The demand for micro housing makes it particularly appealing for developers. The Urban Land Institute’s findings show that small housing units enjoy higher occupancy rates than bigger homes — while commanding 54 percent higher rents per square foot than apartments larger than 1,000 square feet. Jerry Amber, developer of Amber on 11, suggests micro apartments in suburbia challenge the status quo of suburbia. “It took courage by elected officials who understand the changing demographics we observed,” he says.

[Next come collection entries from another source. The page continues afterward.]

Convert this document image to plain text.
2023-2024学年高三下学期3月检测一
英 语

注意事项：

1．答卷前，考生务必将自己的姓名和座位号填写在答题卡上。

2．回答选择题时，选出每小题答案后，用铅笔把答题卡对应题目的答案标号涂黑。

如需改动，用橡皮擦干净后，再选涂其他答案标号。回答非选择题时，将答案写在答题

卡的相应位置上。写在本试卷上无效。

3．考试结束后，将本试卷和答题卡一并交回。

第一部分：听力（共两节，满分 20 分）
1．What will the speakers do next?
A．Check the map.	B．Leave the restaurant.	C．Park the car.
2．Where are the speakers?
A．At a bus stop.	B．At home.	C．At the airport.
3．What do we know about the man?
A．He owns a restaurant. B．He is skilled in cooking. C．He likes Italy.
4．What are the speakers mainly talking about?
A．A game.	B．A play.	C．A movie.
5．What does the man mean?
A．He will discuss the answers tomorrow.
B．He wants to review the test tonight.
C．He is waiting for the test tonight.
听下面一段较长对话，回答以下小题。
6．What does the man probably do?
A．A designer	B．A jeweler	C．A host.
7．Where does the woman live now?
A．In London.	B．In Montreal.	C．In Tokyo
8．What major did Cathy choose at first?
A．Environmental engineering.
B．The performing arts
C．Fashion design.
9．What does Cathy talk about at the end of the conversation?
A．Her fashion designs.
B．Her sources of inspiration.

Micro apartments offer suburbs a chance to capture a young demographic that was otherwise lost — while also increasing population density, which leads to increased productivity. “Creating a higher population density in a small town can help create a stronger and more competitive downtown core,” says a recent report on suburban housing by the Federal Reserve Bank of St. Louis.
But micro apartments also have sparked a backlash in some cities — such as in San Francisco, where a tenants’ union has opposed plans to lower the minimum allowed size of apartments to 220 square feet. Critics argue that such units cater to young, often-single tech workers but don’t address America’s broader shortage of affordable housing for families, for whom sub-400-square-foot apartments are not a solution. Regulatory blocks remain the “gorilla in the room” for the growth of micro apartments, says Carson.
But other cities are concluding that these tiny apartments are their best bet to prevent the housing crisis from deepening. In 2017, Miami approved apartments smaller than 400 square feet. And for suburbs on the fence, there will soon be another incentive. Carson says the federal government is preparing a plan under which new municipalities seeking licenses will be given preference if they commit to reforming zoning laws to allow, among other things, smaller homes.
If that takes off, the American suburban dream might soon take on a whole new meaning.